Okuduklarımdan mı, işimden mi, yoksa özel hayatımdaki insanlardan mı bilmem ama…
Bazı insanlar sonsuz hata yapma, hadsizlik yapma hakları varmış gibi davranırlar hayatta. Çünkü şimdiye kadar bildirilmemiştir o had kendilerine, zat-ı muhteremler tarafından. Peki hadsizlik bir hak mıdır yahut da ahlaksızlık mı?
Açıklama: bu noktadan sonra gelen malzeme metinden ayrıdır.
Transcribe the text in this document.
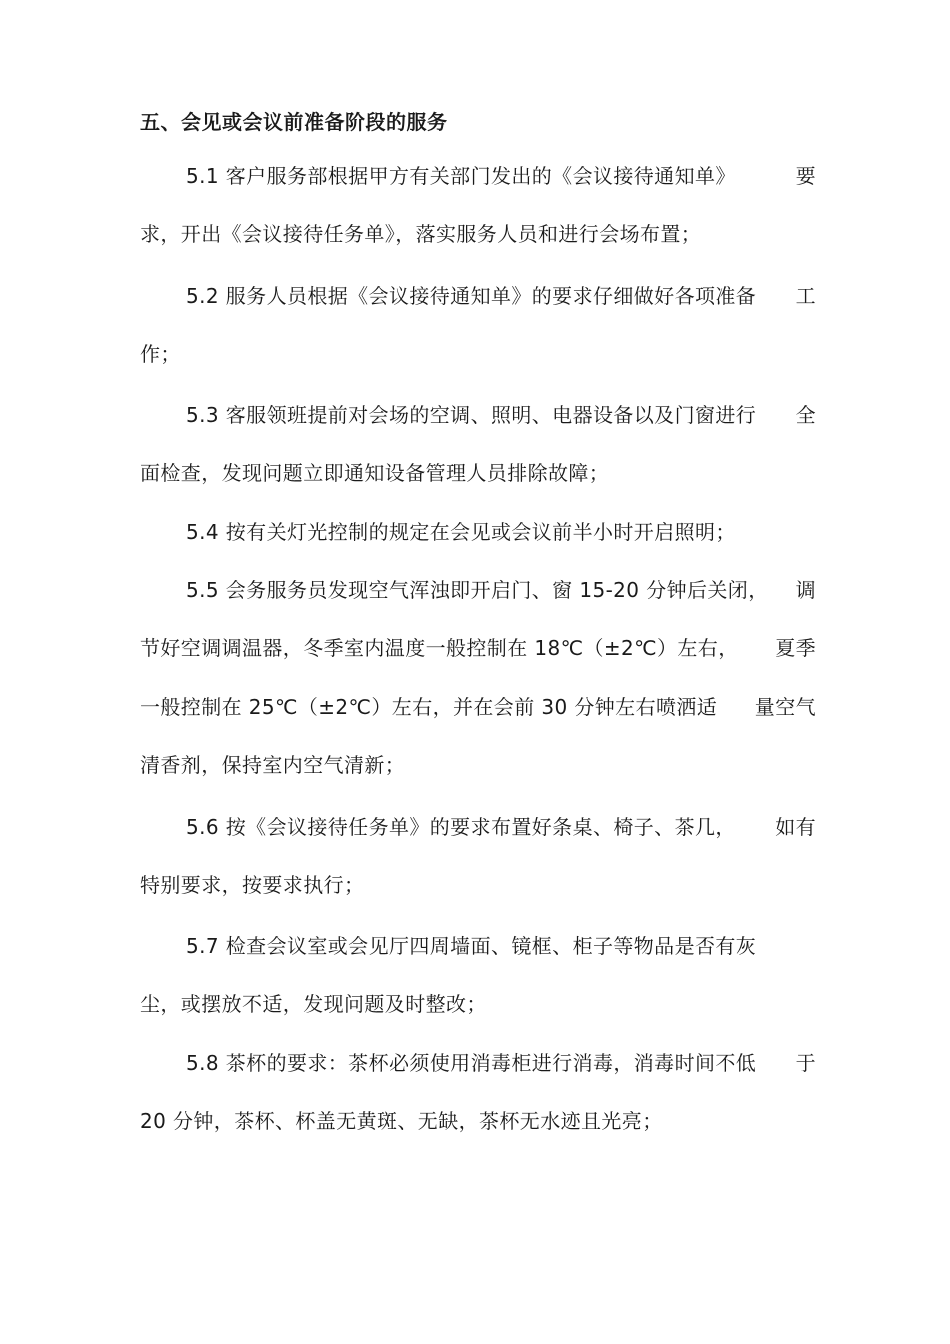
五、会见或会议前准备阶段的服务
5.1 客户服务部根据甲方有关部门发出的《会议接待通知单》	要
求，开出《会议接待任务单》，落实服务人员和进行会场布置；
5.2 服务人员根据《会议接待通知单》的要求仔细做好各项准备 工
作；
5.3 客服领班提前对会场的空调、照明、电器设备以及门窗进行 全
面检查，发现问题立即通知设备管理人员排除故障；
5.4 按有关灯光控制的规定在会见或会议前半小时开启照明；
5.5 会务服务员发现空气浑浊即开启门、窗 15-20 分钟后关闭， 调
节好空调调温器，冬季室内温度一般控制在 18℃（±2℃）左右， 夏季
一般控制在 25℃（±2℃）左右，并在会前 30 分钟左右喷洒适 量空气
清香剂，保持室内空气清新；
5.6 按《会议接待任务单》的要求布置好条桌、椅子、茶几， 如有
特别要求，按要求执行；
5.7 检查会议室或会见厅四周墙面、镜框、柜子等物品是否有灰
尘，或摆放不适，发现问题及时整改；
5.8 茶杯的要求：茶杯必须使用消毒柜进行消毒，消毒时间不低 于
20 分钟，茶杯、杯盖无黄斑、无缺，茶杯无水迹且光亮；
Bunlar karşısında onlara sonsuz şansları varmış gibi davranan insanlara, o hakları bahşedenlere ne demeli?
Sonra dövünüp durma bence dünyalı !

Sana diyorum ne demeli peki?

O “sen”  belki de sensin.
Belki de ben.




1 yorum:

  1. Bu aralar o hakkı epey veriyorum insanlara. Tepki vermekten yorulum belki de.

    YanıtlaSil

Şişt pişt, orada olduğunu biliyorum!
Yorumların benim için çok önemli, öyle okuyup okuyup kaçmak yok;)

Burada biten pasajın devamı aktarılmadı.